O AQUÍFERO Guarani não se compara ao petróleo do pré-sal em valor, mas é igualmente estratégico. São 1,2 milhão de km2 de rochas porosas encharcadas, a 1.500 m de profundidade, sob uma espessa camada de lava solidificada na forma de basalto. Este reservatório do tamanho da África do Sul poderia abastecer 400 milhões de pessoas de forma sustentável.

Há cerca de 7.000 poços servidos pelo Guarani registrados no Brasil. Oito Estados repartem 71% da área do aquífero. O restante é partilhado por Argentina (19%), Paraguai (6%) e Uruguai (4%). A recarga desse mar subterrâneo ocorre nas poucas áreas em que aflora a camada de rochas permeáveis, por onde a água da chuva penetra. Sem superexploração nem contaminação por agrotóxicos, o abastecimento pode durar milênios.

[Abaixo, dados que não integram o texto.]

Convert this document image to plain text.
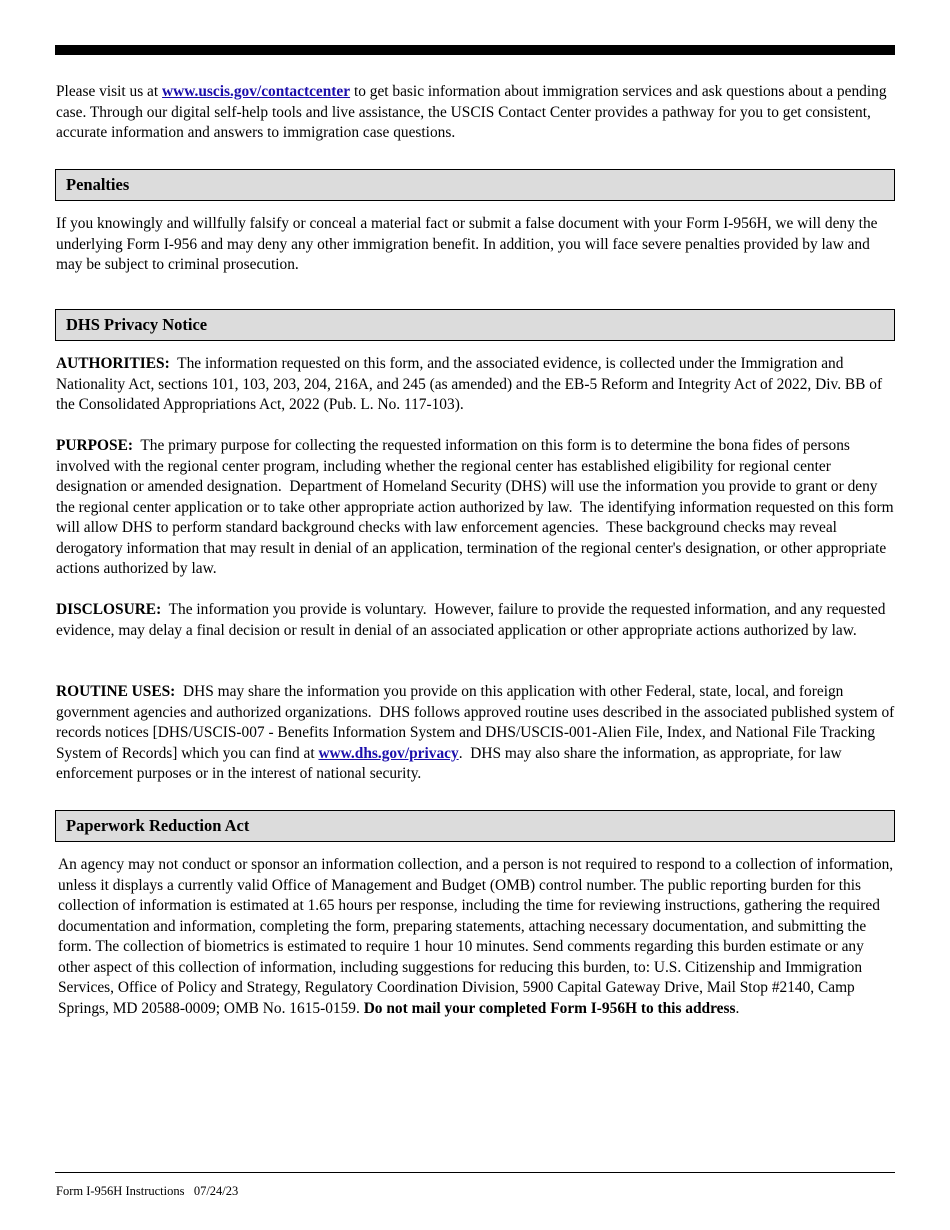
Please visit us at www.uscis.gov/contactcenter to get basic information about immigration services and ask questions about a pending case. Through our digital self-help tools and live assistance, the USCIS Contact Center provides a pathway for you to get consistent, accurate information and answers to immigration case questions.

Penalties

If you knowingly and willfully falsify or conceal a material fact or submit a false document with your Form I-956H, we will deny the underlying Form I-956 and may deny any other immigration benefit. In addition, you will face severe penalties provided by law and may be subject to criminal prosecution.

DHS Privacy Notice

AUTHORITIES:  The information requested on this form, and the associated evidence, is collected under the Immigration and Nationality Act, sections 101, 103, 203, 204, 216A, and 245 (as amended) and the EB-5 Reform and Integrity Act of 2022, Div. BB of the Consolidated Appropriations Act, 2022 (Pub. L. No. 117-103).

PURPOSE:  The primary purpose for collecting the requested information on this form is to determine the bona fides of persons involved with the regional center program, including whether the regional center has established eligibility for regional center designation or amended designation.  Department of Homeland Security (DHS) will use the information you provide to grant or deny the regional center application or to take other appropriate action authorized by law.  The identifying information requested on this form will allow DHS to perform standard background checks with law enforcement agencies.  These background checks may reveal derogatory information that may result in denial of an application, termination of the regional center's designation, or other appropriate actions authorized by law.

DISCLOSURE:  The information you provide is voluntary.  However, failure to provide the requested information, and any requested evidence, may delay a final decision or result in denial of an associated application or other appropriate actions authorized by law.

ROUTINE USES:  DHS may share the information you provide on this application with other Federal, state, local, and foreign government agencies and authorized organizations.  DHS follows approved routine uses described in the associated published system of records notices [DHS/USCIS-007 - Benefits Information System and DHS/USCIS-001-Alien File, Index, and National File Tracking System of Records] which you can find at www.dhs.gov/privacy.  DHS may also share the information, as appropriate, for law enforcement purposes or in the interest of national security.

Paperwork Reduction Act

An agency may not conduct or sponsor an information collection, and a person is not required to respond to a collection of information, unless it displays a currently valid Office of Management and Budget (OMB) control number. The public reporting burden for this collection of information is estimated at 1.65 hours per response, including the time for reviewing instructions, gathering the required documentation and information, completing the form, preparing statements, attaching necessary documentation, and submitting the form. The collection of biometrics is estimated to require 1 hour 10 minutes. Send comments regarding this burden estimate or any other aspect of this collection of information, including suggestions for reducing this burden, to: U.S. Citizenship and Immigration Services, Office of Policy and Strategy, Regulatory Coordination Division, 5900 Capital Gateway Drive, Mail Stop #2140, Camp Springs, MD 20588-0009; OMB No. 1615-0159. Do not mail your completed Form I-956H to this address.

Form I-956H Instructions   07/24/23
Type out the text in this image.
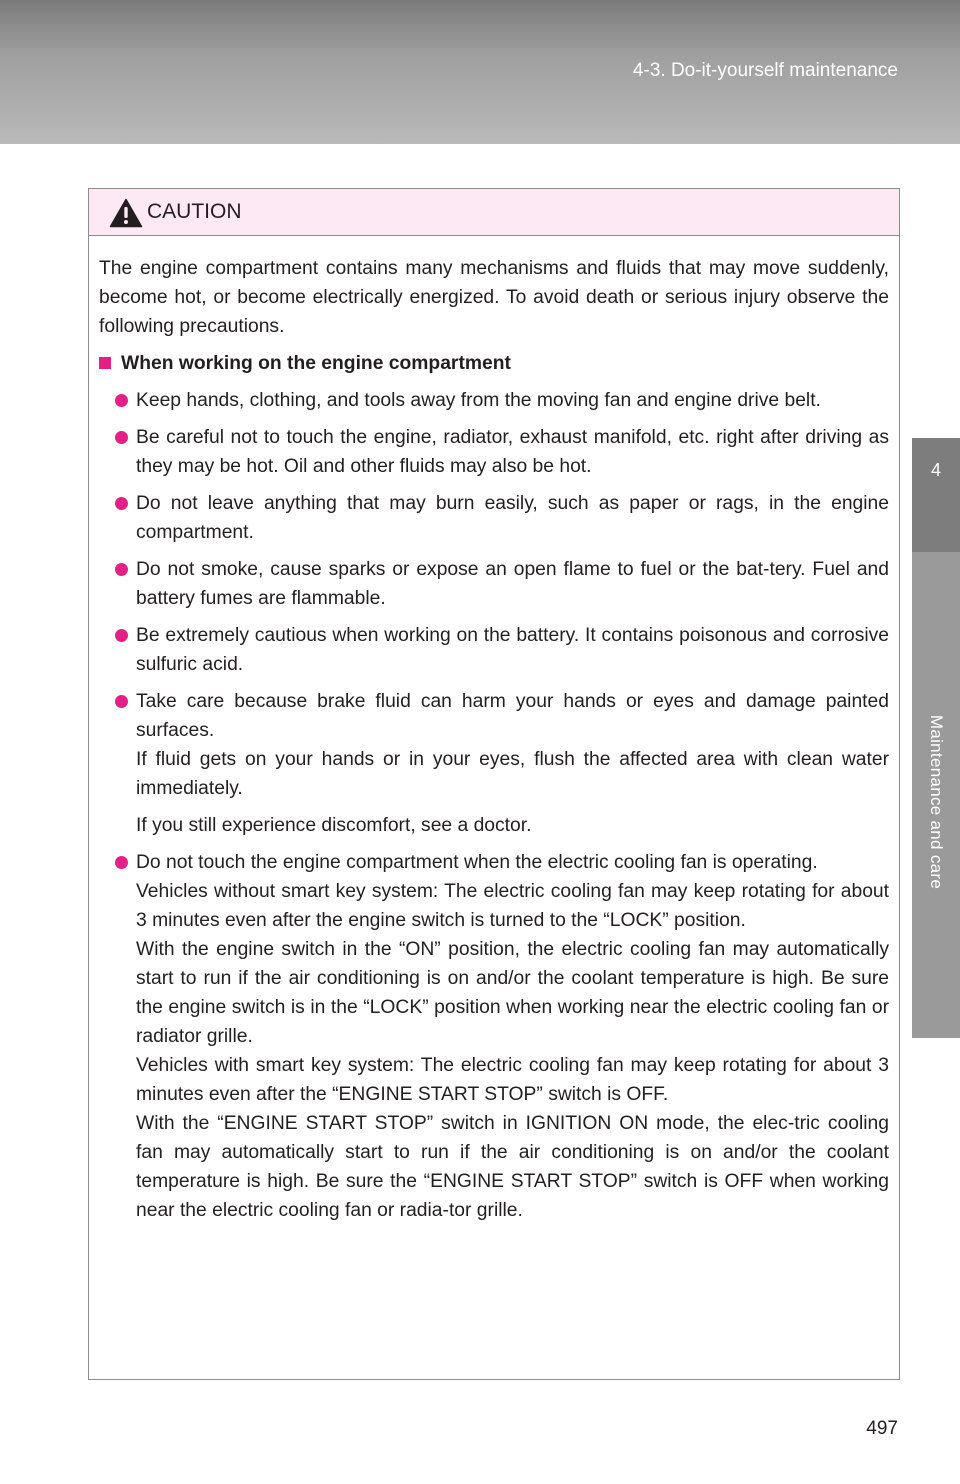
4-3. Do-it-yourself maintenance
4
Maintenance and care
CAUTION

The engine compartment contains many mechanisms and fluids that may move suddenly, become hot, or become electrically energized. To avoid death or serious injury observe the following precautions.

When working on the engine compartment

Keep hands, clothing, and tools away from the moving fan and engine drive belt.
Be careful not to touch the engine, radiator, exhaust manifold, etc. right after driving as they may be hot. Oil and other fluids may also be hot.
Do not leave anything that may burn easily, such as paper or rags, in the engine compartment.
Do not smoke, cause sparks or expose an open flame to fuel or the bat-tery. Fuel and battery fumes are flammable.
Be extremely cautious when working on the battery. It contains poisonous and corrosive sulfuric acid.
Take care because brake fluid can harm your hands or eyes and damage painted surfaces.
If fluid gets on your hands or in your eyes, flush the affected area with clean water immediately.
If you still experience discomfort, see a doctor.
Do not touch the engine compartment when the electric cooling fan is operating.
Vehicles without smart key system: The electric cooling fan may keep rotating for about 3 minutes even after the engine switch is turned to the “LOCK” position.
With the engine switch in the “ON” position, the electric cooling fan may automatically start to run if the air conditioning is on and/or the coolant temperature is high. Be sure the engine switch is in the “LOCK” position when working near the electric cooling fan or radiator grille.
Vehicles with smart key system: The electric cooling fan may keep rotating for about 3 minutes even after the “ENGINE START STOP” switch is OFF.
With the “ENGINE START STOP” switch in IGNITION ON mode, the elec-tric cooling fan may automatically start to run if the air conditioning is on and/or the coolant temperature is high. Be sure the “ENGINE START STOP” switch is OFF when working near the electric cooling fan or radia-tor grille.
497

Dado o caráter interestadual e multinacional do recurso hídrico, não seria descabido pô-lo sob titularidade da União. Não foi isso, contudo, o disposto pela Constituição, que inclui as águas subterrâneas entre os bens dos Estados. Agora uma proposta de emenda constitucional em curso no Senado prevê que os aquíferos passem para a tutela federal.

O principal efeito dessa mudança seria transferir à União o direito de cobrar pela utilização do recurso, receita que hoje reverte para os governos estaduais. A cobrança, atualmente, é empregada apenas em duas bacias hidrográficas do Sudeste, as dos rios Paraíba do Sul e Piracicaba. Cidades do porte de Ribeirão Preto, contudo, já são integralmente abastecidas pelo Guarani.

Estima-se que a taxação de aquíferos possa render cinco a dez vezes mais que a dos rios. Com a crescente contaminação das águas superficiais, os poços artesianos tendem a se disseminar. Os Estados não aceitarão perder essa receita promissora. Por outro lado, cumpre prevenir o risco de que administrações estaduais menos responsáveis estimulem a superexploração ou tolerem a poluição das águas profundas. Uma saída para o impasse seria transferir à União apenas o poder de outorga e regulação da exploração -as receitas continuariam estaduais.

O importante não é engordar os cofres da União, mas garantir que o aquífero Guarani permaneça limpo e disponível para as gerações que virão.